Sitting between Wolfe Tone Street and Jervis Street, Wolfe Tone Park is on the site of the graveyard that was attached to St. Mary’s Church. It was deconsecrated in 1966 and in 1998, Dublin City Council held an international competition for redesigning the park, which was won by Peter Cody of Boyd Cody Architects. The new park was completed in 2001.

I’ve always liked the park’s openness, an unfenced part of the public realm that’s accessible at any time. It allows for unimpeded shortcuts between the busier nearby areas, and yet it maintains a separate identity from the paths on either side: the Jervis Street side is marked out by a line of trees, buffering it from the street and providing a particularly picturesque Dublin Bikes station, and on quiet Wolfe Tone Street, the path meets a gravel expanse with a row of retained gravestones.
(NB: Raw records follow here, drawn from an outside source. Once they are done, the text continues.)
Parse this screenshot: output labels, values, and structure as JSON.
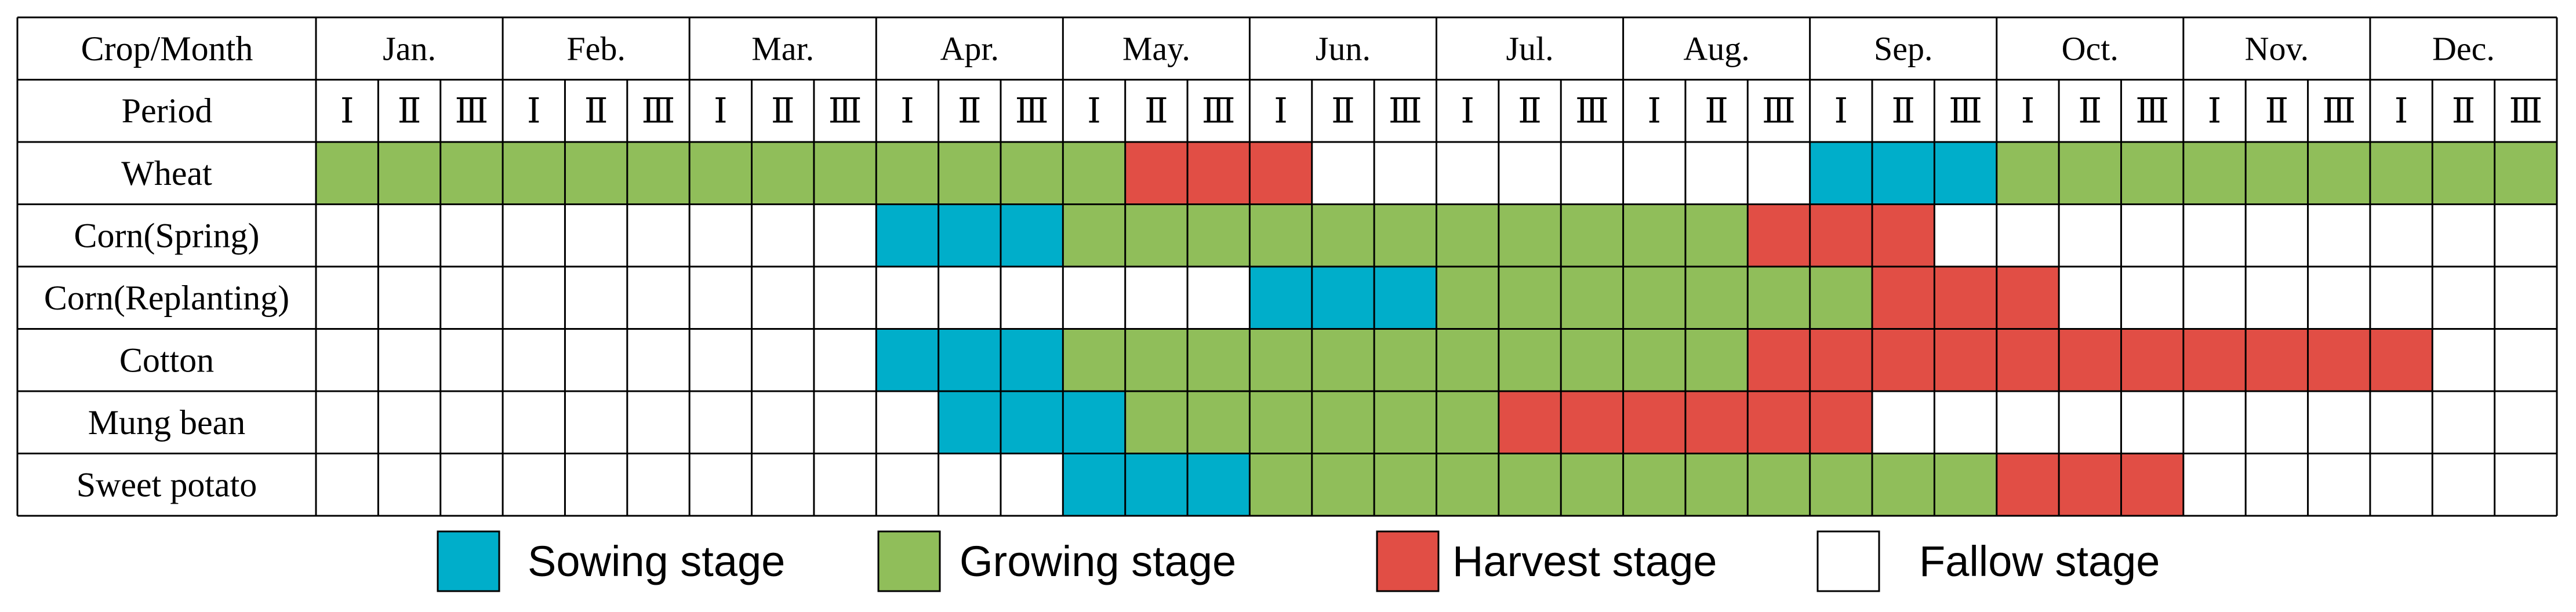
{
  "chart_data": {
    "type": "table",
    "header_label": "Crop/Month",
    "period_label": "Period",
    "months": [
      "Jan.",
      "Feb.",
      "Mar.",
      "Apr.",
      "May.",
      "Jun.",
      "Jul.",
      "Aug.",
      "Sep.",
      "Oct.",
      "Nov.",
      "Dec."
    ],
    "periods": [
      "Ⅰ",
      "Ⅱ",
      "Ⅲ"
    ],
    "stages": {
      "S": {
        "label": "Sowing stage",
        "color": "#00AECA"
      },
      "G": {
        "label": "Growing stage",
        "color": "#90BE5A"
      },
      "H": {
        "label": "Harvest stage",
        "color": "#E14E45"
      },
      "F": {
        "label": "Fallow stage",
        "color": "#FFFFFF"
      }
    },
    "legend_order": [
      "S",
      "G",
      "H",
      "F"
    ],
    "crops": [
      {
        "name": "Wheat",
        "stages": "GGGGGGGGGGGGGHHHFFFFFFFFSSSGGGGGGGGG"
      },
      {
        "name": "Corn(Spring)",
        "stages": "FFFFFFFFFSSSGGGGGGGGGGGHHHFFFFFFFFFF"
      },
      {
        "name": "Corn(Replanting)",
        "stages": "FFFFFFFFFFFFFFFSSSGGGGGGGHHHFFFFFFFF"
      },
      {
        "name": "Cotton",
        "stages": "FFFFFFFFFSSSGGGGGGGGGGGHHHHHHHHHHHFF"
      },
      {
        "name": "Mung bean",
        "stages": "FFFFFFFFFFSSSGGGGGGHHHHHHFFFFFFFFFFF"
      },
      {
        "name": "Sweet potato",
        "stages": "FFFFFFFFFFFFSSSGGGGGGGGGGGGHHHFFFFFF"
      }
    ]
  }
}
The park’s hard surfaces fan out toward the former St. Mary’s Church, and it seems a great pity that there is no engagement between the Church Bar and the park, with a perimeter fence holding the crowd inside. Instead of the building (which was developed separately and later by DMOD Architects) being a focal point for the public space, it feels like it’s turned its back to it, and it makes sitting on the nearby benches feel uncomfortable in the evenings.
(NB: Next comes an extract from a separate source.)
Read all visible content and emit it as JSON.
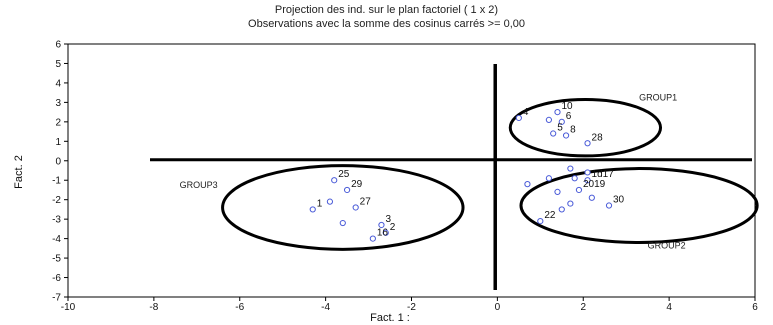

It’s also a pity the table tennis tables didn’t survive, as the Wolfe Tone Street side feels rather empty when most of the park’s users cluster along the benches under the trees, and the sounds of games being played brought the park to life like a proper public, urban space. Also, the sculpture – ‘City Cow’ by Jackie McKenna – looks somewhat underscaled when it’s left in isolation, like there’s an element missing. With the paving, geometry and furniture* continuing to look sharp, it would be lovely to see the western edge of the park addressed so that the whole space is in use again.